AR: I wouldn't say quite from the start. In his first four or five years he wins the plaudits of the markets because he really clamps down on public spending, and in the period of 1999 spending as a proportion of GDP almost falls to a post-war low because they stick to Ken Clarke's corset. Although he does that and wins some plaudits from the City it's actually a very scratchy relationship with the City. One thing you have to say about Brown is that, unlike Tony Blair and Peter Mandelson who like money and the company of the monied, he's not very interested in money. He recoiled in horror once, when someone asked him whether he'd try buying a national lottery ticket. I think Brown gets seduced by two things: He becomes seduced and to a certain extent buys into the City's own propaganda about itself, so after that first five years of being rather scratchy he starts to want to be associated with the financial sector because he thinks it's really successful. So he opens the new headquarters of Lehman's and he opens the new headquarters of HBOS in Edinburgh, both banks which later went bust. He also, looking for economic legitimacy, associates himself very much with Alan Greenspan. In the book I quote Andrew Gowers, the then editor of the Financial Times, saying you couldn't have a conversation with Gordon Brown without, within five minutes — and I've had the same experience myself — him going on about what a great man Alan Greenspan was. And Greenspan, of course, was the father of the bubble.
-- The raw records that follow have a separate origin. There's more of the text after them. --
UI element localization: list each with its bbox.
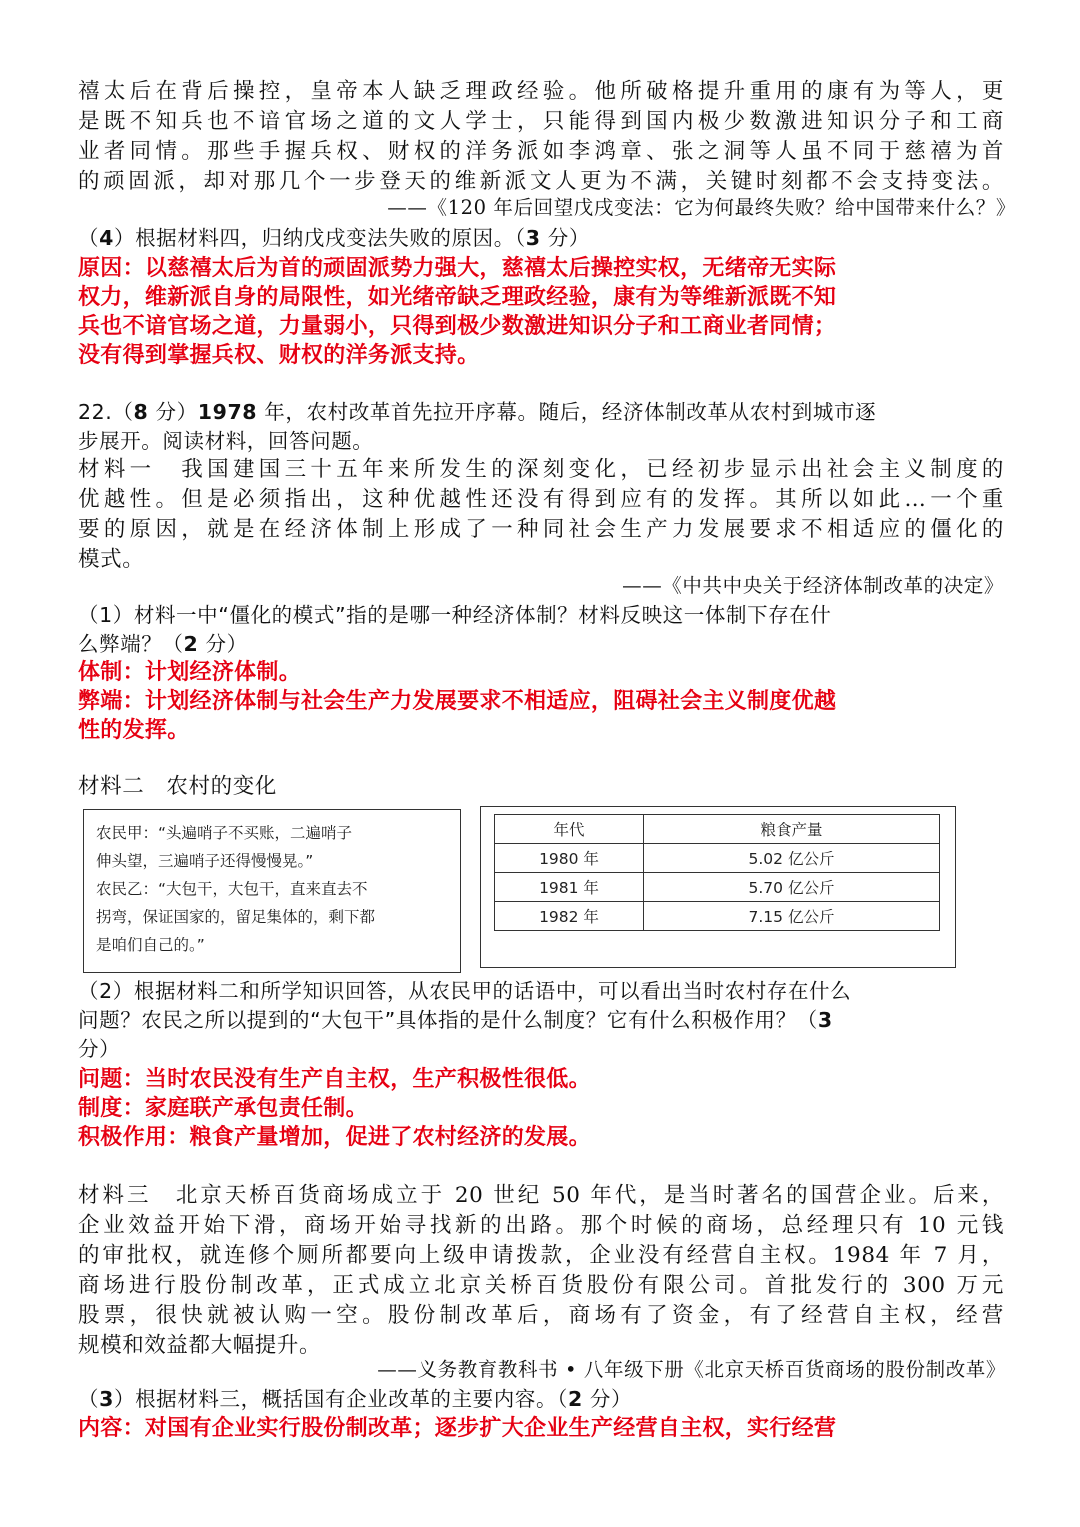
q-year: 1978 [197, 400, 258, 424]
table-cell: 7.15 亿公斤 [644, 902, 940, 931]
answer-22-2 [78, 1065, 1004, 1152]
q-score: 3 [525, 226, 541, 250]
table-cell: 1982 年 [495, 902, 644, 931]
table-row [495, 873, 940, 902]
question-22-2-line3: 分） [78, 1037, 121, 1061]
answer-line: 没有得到掌握兵权、财权的洋务派支持。 [78, 343, 480, 368]
table-cell: 5.70 亿公斤 [644, 873, 940, 902]
answer-22-3 [78, 1414, 1004, 1443]
q-text: ）根据材料四，归纳戊戌变法失败的原因。（ [113, 226, 526, 250]
quote-line: 农民乙：“大包干，大包干，直来直去不 [96, 880, 368, 898]
answer-line: 积极作用：粮食产量增加，促进了农村经济的发展。 [78, 1125, 591, 1150]
table-header-row [495, 815, 940, 844]
q-score: 2 [183, 632, 199, 656]
q-text: 分） [540, 226, 590, 250]
q-text: 分） [582, 1387, 633, 1411]
question-22-1: （1）材料一中“僵化的模式”指的是哪一种经济体制？材料反映这一体制下存在什 [78, 603, 832, 627]
text-line: 企业效益开始下滑，商场开始寻找新的出路。那个时候的商场，总经理只有 10 元钱 [78, 1213, 1004, 1238]
question-22-1-line2 [78, 629, 1004, 659]
answer-line: 兵也不谙官场之道，力量弱小，只得到极少数激进知识分子和工商业者同情； [78, 314, 837, 339]
q-text: 分） [148, 400, 198, 424]
grain-output-table [494, 814, 940, 931]
column-header: 粮食产量 [644, 815, 940, 844]
farmer-quotes-box [83, 809, 461, 973]
question-22-header-line2: 步展开。阅读材料，回答问题。 [78, 429, 374, 453]
question-22-3 [78, 1384, 1004, 1414]
text-line: 业者同情。那些手握兵权、财权的洋务派如李鸿章、张之洞等人虽不同于慈禧为首 [78, 139, 1004, 164]
q-score: 2 [567, 1387, 583, 1411]
material1 [78, 455, 1004, 575]
material2-title: 材料二 农村的变化 [78, 774, 277, 799]
text-line: 是既不知兵也不谙官场之道的文人学士，只能得到国内极少数激进知识分子和工商 [78, 109, 1004, 134]
answer-line: 体制：计划经济体制。 [78, 660, 302, 685]
q-score: 3 [817, 1008, 833, 1032]
table-cell: 5.02 亿公斤 [644, 844, 940, 873]
q-text: （ [78, 1387, 100, 1411]
text-line: 禧太后在背后操控，皇帝本人缺乏理政经验。他所破格提升重用的康有为等人，更 [78, 79, 1004, 104]
material3-source: ——义务教育教科书 • 八年级下册《北京天桥百货商场的股份制改革》 [377, 1358, 1006, 1381]
column-header: 年代 [495, 815, 644, 844]
text-line: 材料一 我国建国三十五年来所发生的深刻变化，已经初步显示出社会主义制度的 [78, 457, 1004, 482]
q-text: 分） [198, 632, 248, 656]
material1-source: ——《中共中央关于经济体制改革的决定》 [622, 574, 1004, 597]
answer-line: 内容：对国有企业实行股份制改革；逐步扩大企业生产经营自主权，实行经营 [78, 1416, 837, 1441]
answer-line: 弊端：计划经济体制与社会生产力发展要求不相适应，阻碍社会主义制度优越 [78, 689, 837, 714]
q-text: （ [78, 226, 100, 250]
text-line: 商场进行股份制改革，正式成立北京关桥百货股份有限公司。首批发行的 300 万元 [78, 1273, 1004, 1298]
farmer-quotes [84, 810, 460, 959]
answer-line: 制度：家庭联产承包责任制。 [78, 1096, 368, 1121]
quote-line: 是咱们自己的。” [96, 936, 205, 954]
text-line: 的审批权，就连修个厕所都要向上级申请拨款，企业没有经营自主权。1984 年 7 月， [78, 1243, 1004, 1268]
table-cell: 1980 年 [495, 844, 644, 873]
text-line: 规模和效益都大幅提升。 [78, 1333, 322, 1358]
text-line: 优越性。但是必须指出，这种优越性还没有得到应有的发挥。其所以如此…一个重 [78, 487, 1004, 512]
table-cell: 1981 年 [495, 873, 644, 902]
answer-4 [78, 254, 1004, 370]
table-row [495, 902, 940, 931]
text-line: 的顽固派，却对那几个一步登天的维新派文人更为不满，关键时刻都不会支持变法。 [78, 169, 1004, 194]
material3 [78, 1181, 1004, 1361]
answer-line: 性的发挥。 [78, 718, 190, 743]
question-4 [78, 223, 1004, 253]
quote-line: 拐弯，保证国家的，留足集体的，剩下都 [96, 908, 376, 926]
q-number: 4 [99, 226, 114, 250]
text-line: 材料三 北京天桥百货商场成立于 20 世纪 50 年代，是当时著名的国营企业。后来， [78, 1183, 1004, 1208]
question-22-2-line2 [78, 1005, 1004, 1035]
q-text: 么弊端？（ [78, 632, 184, 656]
table-row [495, 844, 940, 873]
answer-line: 问题：当时农民没有生产自主权，生产积极性很低。 [78, 1067, 591, 1092]
answer-22-1 [78, 658, 1004, 745]
quote-line: 农民甲：“头遍哨子不买账，二遍哨子 [96, 824, 353, 842]
material4-source: ——《120 年后回望戊戌变法：它为何最终失败？给中国带来什么？》 [387, 196, 1016, 219]
q-score: 8 [133, 400, 149, 424]
answer-line: 原因：以慈禧太后为首的顽固派势力强大，慈禧太后操控实权，无绪帝无实际 [78, 256, 837, 281]
quote-line: 伸头望，三遍哨子还得慢慢晃。” [96, 852, 314, 870]
question-22-2: （2）根据材料二和所学知识回答，从农民甲的话语中，可以看出当时农村存在什么 [78, 979, 852, 1003]
q-text: 问题？农民之所以提到的“大包干”具体指的是什么制度？它有什么积极作用？（ [78, 1008, 818, 1032]
question-22-header [78, 397, 1004, 427]
text-line: 股票，很快就被认购一空。股份制改革后，商场有了资金，有了经营自主权，经营 [78, 1303, 1004, 1328]
text-line: 模式。 [78, 547, 145, 572]
answer-line: 权力，维新派自身的局限性，如光绪帝缺乏理政经验，康有为等维新派既不知 [78, 285, 837, 310]
q-text: 22.（ [78, 400, 134, 424]
q-text: 年，农村改革首先拉开序幕。随后，经济体制改革从农村到城市逐 [257, 400, 877, 424]
material4-text [78, 77, 1004, 197]
q-number: 3 [99, 1387, 114, 1411]
q-text: ）根据材料三，概括国有企业改革的主要内容。（ [113, 1387, 568, 1411]
text-line: 要的原因，就是在经济体制上形成了一种同社会生产力发展要求不相适应的僵化的 [78, 517, 1004, 542]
Brown's intellectual mistake, and he wasn't the only one, to be fair, was to buy into this new paradigm that somehow we had the nirvana of low inflation, low unemployment and permanent growth, which was actually built on this huge leverage of debt. There were a select minority of people, like Warren Buffett and Vince Cable, who were warning of the risk, but nobody, once the party was going, wanted to take away the punch bowl. Gordon Brown didn't, because it was producing revenues which you could spend on nice Labour things like health and education, so nobody wanted to ask the question either.
DJ: How is it that this man who was the ultimate control freak ended up being so beholden to everyone around him? He's actually become quite a weak Prime Minister who relies heavily on Mandelson and various other allies. I wondered whether it was the economic crisis that did that to him.
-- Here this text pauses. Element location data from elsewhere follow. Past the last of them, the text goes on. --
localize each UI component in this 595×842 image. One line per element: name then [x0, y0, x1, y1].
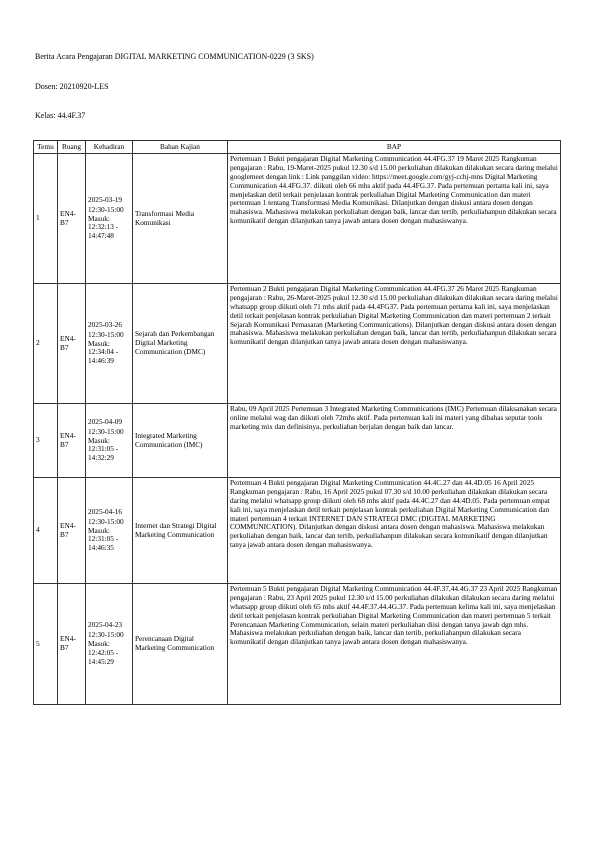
attendance-checkin: Masuk: 12:31:05 - 14:32:29: [88, 435, 119, 463]
attendance-checkin: Masuk: 12:32:13 - 14:47:48: [88, 213, 119, 241]
cell-bap: Pertemuan 4 Bukti pengajaran Digital Marketing Communication 44.4C.27 dan 44.4D.05 16 April 2025 Rangkuman pengajaran : Rabu, 16 April 2025 pukul 07.30 s/d 10.00 perkuliahan dilakukan dilakukan secara daring melalui whatsapp group diikuti oleh 68 mhs aktif pada 44.4C.27 dan 44.4D.05. Pada pertemuan empat kali ini, saya menjelaskan detil terkait penjelasan kontrak perkuliahan Digital Marketing Communication dan materi pertemuan 4 terkait INTERNET DAN STRATEGI DMC (DIGITAL MARKETING COMMUNICATION). Dilanjutkan dengan diskusi antara dosen dengan mahasiswa. Mahasiswa melakukan perkuliahan dengan baik, lancar dan tertib, perkuliahanpun dilakukan secara komunikatif dengan dilanjutkan tanya jawab antara dosen dengan mahasiswanya.: [228, 478, 561, 584]
attendance-date: 2025-04-23: [88, 620, 123, 630]
table-row: [34, 284, 561, 404]
cell-bap: Rabu, 09 April 2025 Pertemuan 3 Integrated Marketing Communications (IMC) Pertemuan dilaksanakan secara online melalui wag dan diikuti oleh 72mhs aktif. Pada pertemuan kali ini materi yang dibahas seputar tools marketing mix dan definisinya, perkuliahan berjalan dengan baik dan lancar.: [228, 404, 561, 478]
table-row: [34, 478, 561, 584]
attendance-schedule: 12:30-15:00: [88, 516, 124, 526]
document-title: Berita Acara Pengajaran DIGITAL MARKETING COMMUNICATION-0229 (3 SKS): [35, 52, 314, 61]
lecturer-id: Dosen: 20210920-LES: [35, 82, 109, 91]
attendance-schedule: 12:30-15:00: [88, 329, 124, 339]
attendance-schedule: 12:30-15:00: [88, 630, 124, 640]
column-header-temu: Temu: [34, 141, 58, 154]
cell-bahan-kajian: Perencanaan Digital Marketing Communication: [133, 584, 228, 705]
cell-bahan-kajian: Transformasi Media Komunikasi: [133, 154, 228, 284]
attendance-schedule: 12:30-15:00: [88, 204, 124, 214]
attendance-date: 2025-03-26: [88, 319, 123, 329]
cell-bap: Pertemuan 2 Bukti pengajaran Digital Marketing Communication 44.4FG.37 26 Maret 2025 Rangkuman pengajaran : Rabu, 26-Maret-2025 pukul 12.30 s/d 15.00 perkuliahan dilakukan dilakukan secara daring melalui whatsapp group diikuti oleh 71 mhs aktif pada 44.4FG37. Pada pertemuan pertama kali ini, saya menjelaskan detil terkait penjelasan kontrak perkuliahan Digital Marketing Communication dan materi pertemuan 2 terkait Sejarah Komunikasi Pemasaran (Marketing Communications). Dilanjutkan dengan diskusi antara dosen dengan mahasiswa. Mahasiswa melakukan perkuliahan dengan baik, lancar dan tertib, perkuliahanpun dilakukan secara komunikatif dengan dilanjutkan tanya jawab antara dosen dengan mahasiswanya.: [228, 284, 561, 404]
teaching-report-table: [33, 140, 561, 705]
cell-kehadiran: [86, 284, 133, 404]
column-header-kehadiran: Kehadiran: [86, 141, 133, 154]
column-header-bap: BAP: [228, 141, 561, 154]
attendance-checkin: Masuk: 12:42:05 - 14:45:29: [88, 639, 119, 666]
class-code: Kelas: 44.4F.37: [35, 111, 86, 120]
cell-ruang: EN4-B7: [58, 154, 86, 284]
cell-temu: 4: [34, 478, 58, 584]
attendance-date: 2025-04-16: [88, 506, 123, 516]
cell-temu: 3: [34, 404, 58, 478]
attendance-schedule: 12:30-15:00: [88, 426, 124, 436]
cell-temu: 1: [34, 154, 58, 284]
table-row: [34, 154, 561, 284]
cell-kehadiran: [86, 404, 133, 478]
cell-bahan-kajian: Sejarah dan Perkembangan Digital Marketing Communication (DMC): [133, 284, 228, 404]
cell-temu: 2: [34, 284, 58, 404]
cell-temu: 5: [34, 584, 58, 705]
table-header-row: [34, 141, 561, 154]
attendance-checkin: Masuk: 12:31:05 - 14:46:35: [88, 525, 119, 553]
cell-kehadiran: [86, 584, 133, 705]
column-header-bahan-kajian: Bahan Kajian: [133, 141, 228, 154]
cell-bahan-kajian: Integrated Marketing Communication (IMC): [133, 404, 228, 478]
table-row: [34, 584, 561, 705]
cell-kehadiran: [86, 154, 133, 284]
attendance-date: 2025-04-09: [88, 416, 123, 426]
cell-bahan-kajian: Internet dan Strategi Digital Marketing Communication: [133, 478, 228, 584]
cell-bap: Pertemuan 5 Bukti pengajaran Digital Marketing Communication 44.4F.37,44.4G.37 23 April 2025 Rangkuman pengajaran : Rabu, 23 April 2025 pukul 12.30 s/d 15.00 perkuliahan dilakukan dilakukan secara daring melalui whatsapp group diikuti oleh 65 mhs aktif 44.4F.37,44.4G.37. Pada pertemuan kelima kali ini, saya menjelaskan detil terkait penjelasan kontrak perkuliahan Digital Marketing Communication dan materi pertemuan 5 terkait Perencanaan Marketing Communication, selain materi perkuliahan diisi dengan tanya jawab dgn mhs. Mahasiswa melakukan perkuliahan dengan baik, lancar dan tertib, perkuliahanpun dilakukan secara komunikatif dengan dilanjutkan tanya jawab antara dosen dengan mahasiswanya.: [228, 584, 561, 705]
cell-ruang: EN4-B7: [58, 478, 86, 584]
cell-ruang: EN4-B7: [58, 404, 86, 478]
cell-ruang: EN4-B7: [58, 284, 86, 404]
attendance-checkin: Masuk: 12:34:04 - 14:46:39: [88, 338, 119, 366]
column-header-ruang: Ruang: [58, 141, 86, 154]
cell-bap: Pertemuan 1 Bukti pengajaran Digital Marketing Communication 44.4FG.37 19 Maret 2025 Rangkuman pengajaran : Rabu, 19-Maret-2025 pukul 12.30 s/d 15.00 perkuliahan dilakukan dilakukan secara daring melalui googlemeet dengan link : Link panggilan video: https://meet.google.com/gyj-cchj-mns Digital Marketing Communication 44.4FG.37. diikuti oleh 66 mhs aktif pada 44.4FG.37. Pada pertemuan pertama kali ini, saya menjelaskan detil terkait penjelasan kontrak perkuliahan Digital Marketing Communication dan materi pertemuan 1 tentang Transformasi Media Komunikasi. Dilanjutkan dengan diskusi antara dosen dengan mahasiswa. Mahasiswa melakukan perkuliahan dengan baik, lancar dan tertib, perkuliahanpun dilakukan secara komunikatif dengan dilanjutkan tanya jawab antara dosen dengan mahasiswanya.: [228, 154, 561, 284]
table-row: [34, 404, 561, 478]
cell-kehadiran: [86, 478, 133, 584]
cell-ruang: EN4-B7: [58, 584, 86, 705]
attendance-date: 2025-03-19: [88, 194, 123, 204]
AR: I think it's a really good point. Why was he such a strong Chancellor, so strong that he could defy at will the Prime Minister of the day, Tony Blair? Constantly sabotaging him and getting to the point where he would point-blank refuse to tell the Prime Minister what was in the Budgets, which when you look back seems extraordinary. I spoke to a chief executive of a company the other day and he said that if his finance director refused to share the quarterly results with him and the rest of the board they simply wouldn't put up with it. But Blair did put up with it. He put up with it to the point where he was so desperate he got John Prescott to come into a room with him and Brown, and Prescott sat there and said: "For Christ's sake Gordon, he's the f***ing Prime Minister, you've got to tell him what's in the f***ing budget." — and Gordon still wouldn't. His own civil servants were saying "it's ridiculous, you can't treat the Prime Minister like that".
One reason for this is that our political system gives an enormous amount of power to the Chancellor, especially if he is a strong personality like Brown. You have the power over a lot of information, you have a lot of power over money, and Brown used the Chancellorship not only to control the budgets of other departments, but also to second-guess them on policy development. I can remember sitting in the Treasury, towards the end of his time, waiting to see a minister for a chat, and one of the nice reception ladies beetled over and said, "Are you here, Mr Rawnsley, for the youth crime summit?" We're in the Treasury and you'd think, hold on, youth crime? Shouldn't that be at the Justice Department or the Home Office? But sure enough, shortly afterwards a great gaggle of people — about 25 of them — arrive for a youth crime summit at the Treasury. It was a government within a government.
At the time, the Prime Minister — contrary to one of the myths of the Blair years — and Number 10 were quite weak. Blair got frustrated by this, but never really cracked it. He would have one adviser on, say, Trade and Industry. Well, Gordon Brown, if he wanted to, could put 20 civil servants into a unit on Trade and Industry. Oddly enough, I think when he then moved from all that power in the Treasury to the Prime Minister's Office, partly also because he was overwhelmed by the very different demands on the Prime Minister, he suddenly found that he wasn't in control of all the money, that Darling now had control of the money. That was much more difficult for him.